O debate em torno do horário de verão mostra claramente que as decisões democráticas em nível nacional não passam despercebidas. As conexões internacionais de um país são cada vez mais importantes e precisam ser levadas em consideração ao avaliar as consequências de uma decisão.
O governo suíço já anunciou que irá acompanhar a decisão, caso a União Europeia aprove o fim da mudança de horários.
“As pessoas desejam essa mudança. Por isso, iremos fazê-la”, anunciou Jean-Claude Juncker, presidente da Comissão Europeia (CE), no final de agosto. Sua decisão baseou-se em uma pesquisa de opinião onlineLink externo feita com todos os cidadãos da EU, onde eram questionados se a mudança de horários deveria ser abolida. No total, 4,6 milhões de pessoas participaram da “consulta”. O resultado foi claro: 80% votou pelo fim das mudanças de horário.

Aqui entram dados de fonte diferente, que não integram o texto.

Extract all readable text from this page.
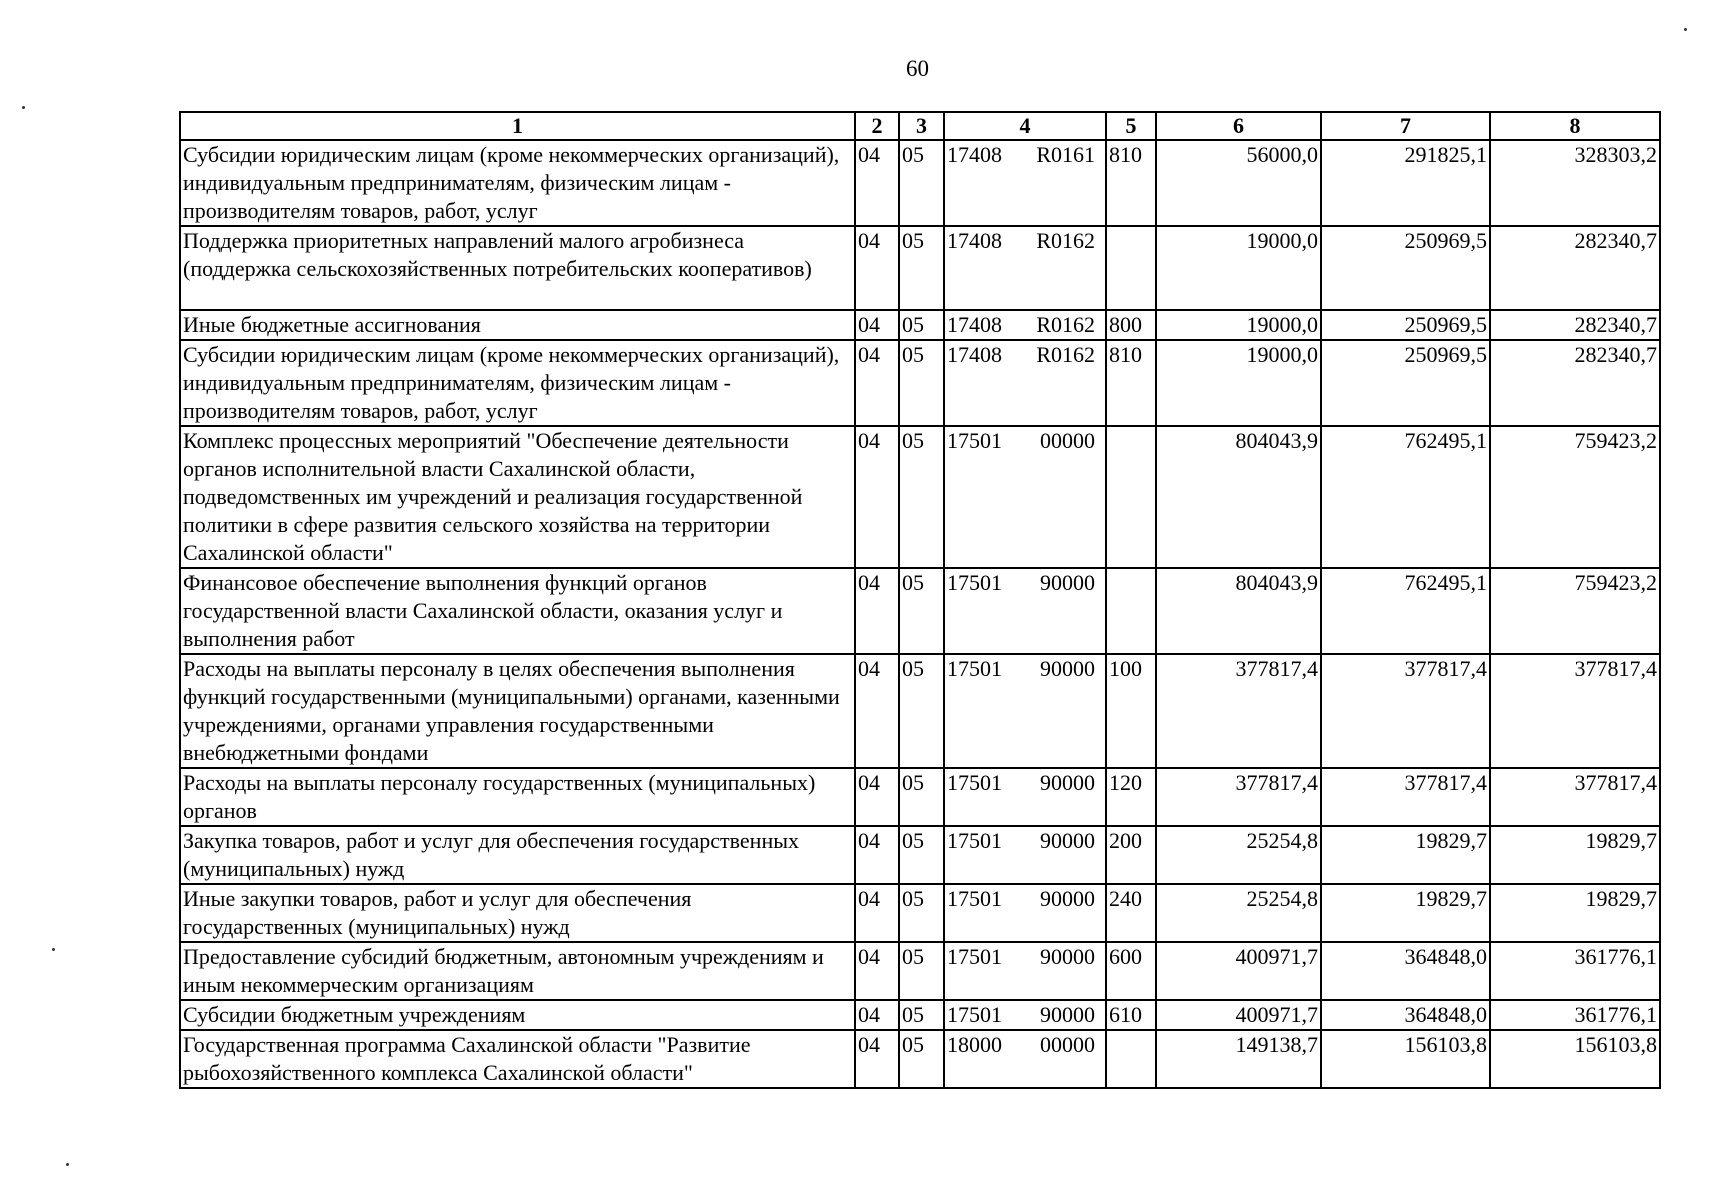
60
1	2	3	4	5	6	7	8
Субсидии юридическим лицам (кроме некоммерческих организаций), индивидуальным предпринимателям, физическим лицам - производителям товаров, работ, услуг	04	05	17408 R0161	810	56000,0	291825,1	328303,2
Поддержка приоритетных направлений малого агробизнеса (поддержка сельскохозяйственных потребительских кооперативов)	04	05	17408 R0162		19000,0	250969,5	282340,7
Иные бюджетные ассигнования	04	05	17408 R0162	800	19000,0	250969,5	282340,7
Субсидии юридическим лицам (кроме некоммерческих организаций), индивидуальным предпринимателям, физическим лицам - производителям товаров, работ, услуг	04	05	17408 R0162	810	19000,0	250969,5	282340,7
Комплекс процессных мероприятий "Обеспечение деятельности органов исполнительной власти Сахалинской области, подведомственных им учреждений и реализация государственной политики в сфере развития сельского хозяйства на территории Сахалинской области"	04	05	17501 00000		804043,9	762495,1	759423,2
Финансовое обеспечение выполнения функций органов государственной власти Сахалинской области, оказания услуг и выполнения работ	04	05	17501 90000		804043,9	762495,1	759423,2
Расходы на выплаты персоналу в целях обеспечения выполнения функций государственными (муниципальными) органами, казенными учреждениями, органами управления государственными внебюджетными фондами	04	05	17501 90000	100	377817,4	377817,4	377817,4
Расходы на выплаты персоналу государственных (муниципальных) органов	04	05	17501 90000	120	377817,4	377817,4	377817,4
Закупка товаров, работ и услуг для обеспечения государственных (муниципальных) нужд	04	05	17501 90000	200	25254,8	19829,7	19829,7
Иные закупки товаров, работ и услуг для обеспечения государственных (муниципальных) нужд	04	05	17501 90000	240	25254,8	19829,7	19829,7
Предоставление субсидий бюджетным, автономным учреждениям и иным некоммерческим организациям	04	05	17501 90000	600	400971,7	364848,0	361776,1
Субсидии бюджетным учреждениям	04	05	17501 90000	610	400971,7	364848,0	361776,1
Государственная программа Сахалинской области "Развитие рыбохозяйственного комплекса Сахалинской области"	04	05	18000 00000		149138,7	156103,8	156103,8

Decisão até a primavera de 2019
A Comissão Europeia apresentou um projeto de lei ao Parlamento Europeu e ao Conselho Europeu. Ela prevê que a última mudança de horário ocorrerá na primavera de 2019.
“Se o voto for ‘sim’, dizemos: ‘Vamos seguir em frente’. Se for o ‘não’, dizemos: ‘Continuamos no mesmo trajeto'”, afirmou Jean-Claude Junker em 2005
A afirmação do presidente da Comissão Europeia surpreende. A opinião dos cidadãos europeus muitas vezes não é levada em consideração. Juncker chegou a declarar em 2005, quando os franceses votaram em referendo nacional a Constituição Europeia: “Se o voto for ‘sim’, dizemos: ‘Vamos seguir em frente’. Se for o ‘não’, dizemos: ‘Continuamos no mesmo trajeto.”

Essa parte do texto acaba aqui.